FWIW, I wasn't looking to pull in anything historical. Just thought it could be handy to pull in current topics from the top of a subreddit for that day. I'm not sure at what frequency it would be pull/post exactly, and it wouldn't even be repeating everything from a given subreddit. I was also thinking I'd do it all from one user so if someone didn't like it, they could just block it.
The problem with automatically pulling stuff from reddit is that it dominates the feed because reddit is more popular than lemmy. If you get a post or two a day from reddit that would be fine.
I don't think I'd automate it, especially because going forward that content is something that whoever posted, intended the post to go to reddit, not lemmy. Especially if it's someone asking for advice or something personal like that.
However, if it's a link to a youtube video or a tiktok or a news article or something, I see no reason why you couldn't essentially cross post that. But again, I don't think I'd automate it because then if they added some sort of commentary around it, you'd be just copying them. But copy the link and add your own commentary, I think that's fine.
I dunno... Just my personal yhoughts of course but i kind of like the current situation that requires a bit of savviness and curiosity to get going with fediverse. It acts as a bit of a filter for low effort posters and commentary.

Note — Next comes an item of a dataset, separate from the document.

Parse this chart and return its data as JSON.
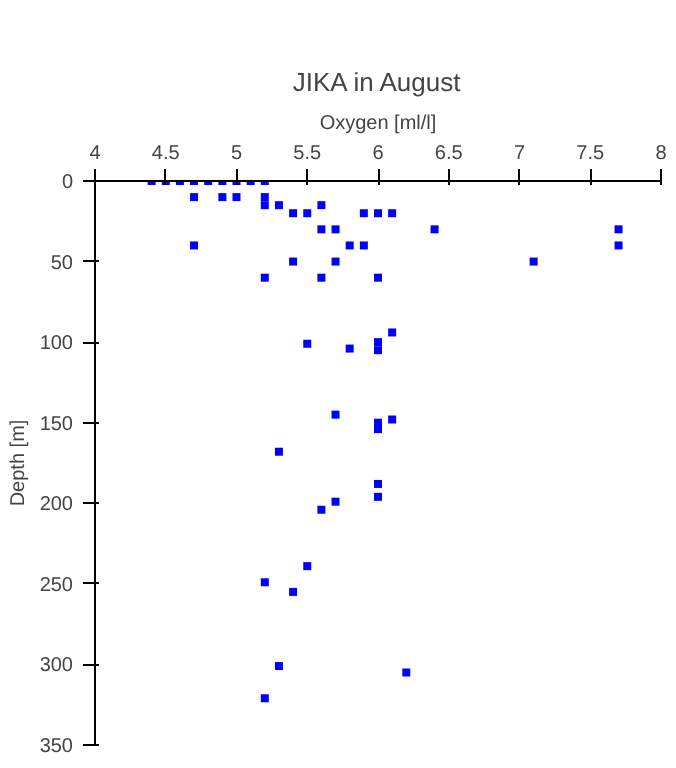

I'd be pretty keen on an automated bot that pulls in top content. Most of these posts usually link back to an article, image or video anyway so the value would be creating the post here and generating the conversation (I'd argue the real value we want to focus on here are the comments)

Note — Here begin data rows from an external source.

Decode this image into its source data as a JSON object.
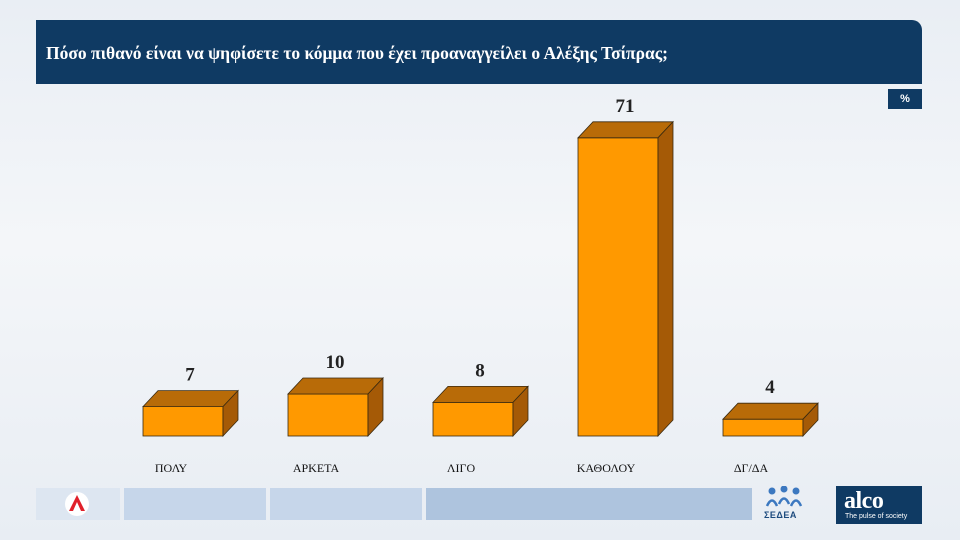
{
  "header": {
    "title": "Πόσο πιθανό είναι να ψηφίσετε το κόμμα που έχει προαναγγείλει ο Αλέξης Τσίπρας;",
    "unit": "%"
  },
  "footer": {
    "sedea_text": "ΣΕΔΕΑ",
    "alco_name": "alco",
    "alco_tagline": "The pulse of society"
  },
  "colors": {
    "header_bg": "#0f3a63",
    "bar_front": "#ff9900",
    "bar_top": "#b86b08",
    "bar_side": "#a55a06"
  },
  "chart_data": {
    "type": "bar",
    "categories": [
      "ΠΟΛΥ",
      "ΑΡΚΕΤΑ",
      "ΛΙΓΟ",
      "ΚΑΘΟΛΟΥ",
      "ΔΓ/ΔΑ"
    ],
    "values": [
      7,
      10,
      8,
      71,
      4
    ],
    "title": "Πόσο πιθανό είναι να ψηφίσετε το κόμμα που έχει προαναγγείλει ο Αλέξης Τσίπρας;",
    "unit": "%",
    "ylim": [
      0,
      80
    ],
    "grid": false,
    "legend": "none",
    "style": "3d-bar"
  }
}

Thanks, I wouldn't make this with the intent of it being a forever solution. I just want to make sure there's sufficient content for new users to see so they'll stick around.
I’ve been blocking every bot that does that. All the discussion on those posts takes place on Reddit, and I’d prefer my feed to be filled with posts that I can actually view the discussion on without feeding a shitty corporation more traffic.
Given the precedent that search engines frequently return results from other search engines, then this would seem to be legal. But since Reddit actually hosts the data, they would most likely use legal means/DCMA to take down the bot. The real question is, can you afford as many lawyers as Reddit? Probably not. But maybe if the strategy is just to pull people over in the short term, it could work. I'm not going to do it, not worth the risk to myself.
I think like other posters said, it's best to keep the content separate. I feel a lot more positivity coming from Kbin/Lemmy. It's as if a million trolls cried out in terror and were suddenly silenced. I'm appreciating this for what it is, let's hope it stays that way.
If your not can properly pull the content of the post and post it to Lemmy as a Lemmy post, and not as a link to a reddit post, do it. Who gives a shit how Reddit feels about it. But if its just going to be a link to a reddit post witg a description in it, don't even bother, theres plenty of that going on and it's all devoid of interaction because that interaction is happening on reddit, you'd essentially just be building a funnel to move activity off Lemmy back to reddit.
I was thinking of doing something similar and think for any of the news type subs it would be a good way to fill them with useful content, but being new to the fediverse I don’t know etiquette wise whether that’s ok.
I’d like to start transferring my own content over here too.